Leary smiles and waves and continues his program, explaining how he based his book, The Psychedelic Experience, on The Tibetan Book of the Dead, which he and two colleagues translated into English and is NOT “an embalmer’s guide,” but a book to teach the living HOW to die. It is FOR the living. It’s a passage guide, he says. A guide to attaining the next of the many higher planes of consciousness a person will experience in their several lives and incarnations. Another way of achieving this higher consciousness is through psychedelic compounds such as peyote, mescaline, and lysergic acid diethylamide, or LSD.
Leary introduces the three basic stages — “Bardos” — of the journey in The Tibetan Book of the Dead.
First Bardo: The Period of Ego-Loss or Non-Game Ecstasy. Second Bardo: The Period of Hallucinations.
And the Third Bardo: The Period of Re-Entry.
Matt has almost no idea what Leary is talking about, but by the silence in the room he assumes that everybody else does. He looks around at their expressions, very church-like, based on the several times his mother and father took the kids to church.
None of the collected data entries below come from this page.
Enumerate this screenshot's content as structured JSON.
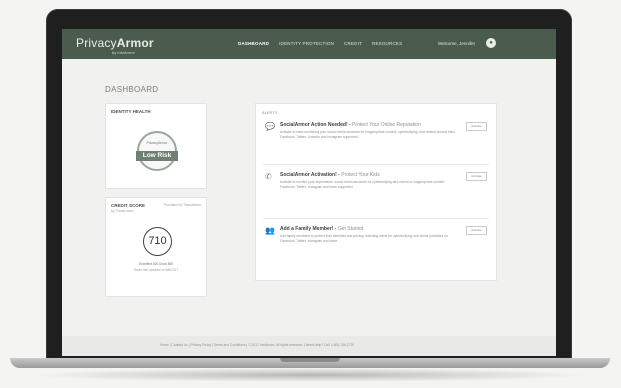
{
  "nav": {
    "logo_privacy": "Privacy",
    "logo_armor": "Armor",
    "logo_sub": "by InfoArmor",
    "items": [
      {
        "label": "Dashboard"
      },
      {
        "label": "Identity Protection"
      },
      {
        "label": "Credit"
      },
      {
        "label": "Resources"
      }
    ],
    "user_name": "Welcome, Jennifer",
    "avatar_glyph": "●"
  },
  "page": {
    "title": "DASHBOARD"
  },
  "identity_health": {
    "title": "IDENTITY HEALTH",
    "badge_logo": "PrivacyArmor",
    "status": "Low Risk"
  },
  "credit_score": {
    "title": "CREDIT SCORE",
    "subtitle": "by TransUnion",
    "provider": "Provided by TransUnion",
    "score": "710",
    "scale": "Excellent 300 Good 850",
    "updated": "Score last updated on 5/8/2017"
  },
  "alerts": {
    "label": "ALERTS",
    "items": [
      {
        "icon": "chat-icon",
        "glyph": "💬",
        "title": "SocialArmor Action Needed!",
        "tag": "Protect Your Online Reputation",
        "description": "Activate to start monitoring your social media accounts for inappropriate content, cyberbullying, and related privacy risks. Facebook, Twitter, LinkedIn and Instagram supported.",
        "button": "Activate"
      },
      {
        "icon": "phone-icon",
        "glyph": "✆",
        "title": "SocialArmor Activation!",
        "tag": "Protect Your Kids",
        "description": "Activate to monitor your dependents' social media accounts for cyberbullying and violent or inappropriate content. Facebook, Twitter, Instagram and more supported.",
        "button": "Activate"
      },
      {
        "icon": "family-icon",
        "glyph": "👥",
        "title": "Add a Family Member!",
        "tag": "Get Started",
        "description": "Add family members to protect their identities and privacy, including alerts for cyberbullying and online predators on Facebook, Twitter, Instagram and more.",
        "button": "Activate"
      }
    ]
  },
  "footer": {
    "text": "Home  |  Contact Us  |  Privacy Policy  |  Terms and Conditions  |  © 2017 InfoArmor. All rights reserved.  |  Need Help? Call 1-800-789-2720"
  }
}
After the program, reappeared Johnny Grail invites Matt and Christian to stay in the meditation room after the crowd leaves, just hang with a few of the brothers and Tim and Rosemary, have a toke and brainstorm and experience. Matt knows that to “experience” means to “trip,” which means LSD. Matt has heard that Leary and Grail ingest spectacular quantities of acid, almost a competition, and Grail always takes the most. Matt has heard them bragging how great acid sex is, especially if your old lady is tripping too.